Wednesday, March 09, 2005

Trifle

Remember those jam rollettes you would have for recess? The joys of uncurling them and licking off the jam then eating the spongy goodness, or cutting it up in little things pretending you had millions of little snails for lunch?

Then to grow up and learn that these childhood goodies have morphed into something better! The basis for trifle!

Trifle is old. Ancient, think of bread and butter pudding, fruit cake, rice pudding, Yorkshire pudding and Trifle falls into the same category. The earliest recipe of the trifle as we know it today dates back to 1656 (but jelly added much later)

The layers of goodness, first the swirls of jam rolls, then the jelly, and the fruit, the custard and the cream more fruit. It is a gourmet overload for the kid in all of us, Our desire to reach for our childhood, to scoop through the layers and watch the carefully constructed dessert turn into a mixed mess of goodness

Fattening? Yes. All that custard cream and jelly but it’s a treat that I might had should only be served once a year.

Here is the recipe that I am using

The jam rollettes were on special at Coles, and all I have to do is pop by and get some tinned pears and I’m set for a weekend of Trifle Making.

Old Fashion Trifle

It's a wonderfully light and refreshing desert - great for the family gathering buffet.

ingredients

2 x packets jam sponge logs
1 x packet of wildberry jelly or Portwine Jelly
1 x 825 tin of pears
500ml custard
300ml fresh cream
Grand Marnier & dry sherry to taste.

method

  1. Using Bowl - 21cm x 9cm (deep) with a base of 13cm diameter.
  2. Make the jelly according to the instructions on the packet
  3. Cut the Jam Sponge Roll into slices of equal thickness.

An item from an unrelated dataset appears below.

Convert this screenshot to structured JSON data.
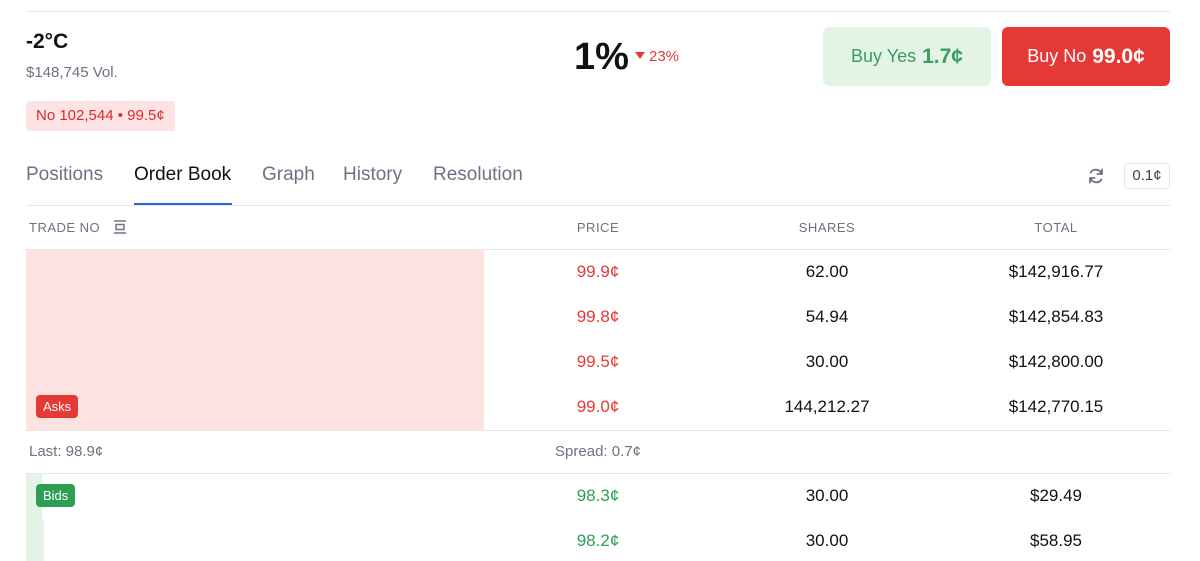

Place them around the bowl, starting from the centre of the bowl then building them around the sides. Fill in all the gaps by halving the slices where required.
  4. Drizzle the sherry over the cake so that it becomes moist but not soggy.
  5. Pour the jelly over the cakes pour until it half the height of the rolls, cover and refrigerate until set
  6. Drain the pears, and place the fruit so that it touches the edges of the glass bowl cutting to fill up the gaps.
  7. Pour the custard over the rolls/jelly and fruit and spoon it over the sides to fill in the gaps
  8. Whip 300ml of fresh cream and spread over the jelly, garnish with pears cut into slices in a circular pattern around the bowl and any other seasonal fruit -
    berries if available - or just the pears will suffice.
You can and another layer between the custard and the cream if you like. But I doubt youll be able to wait that long!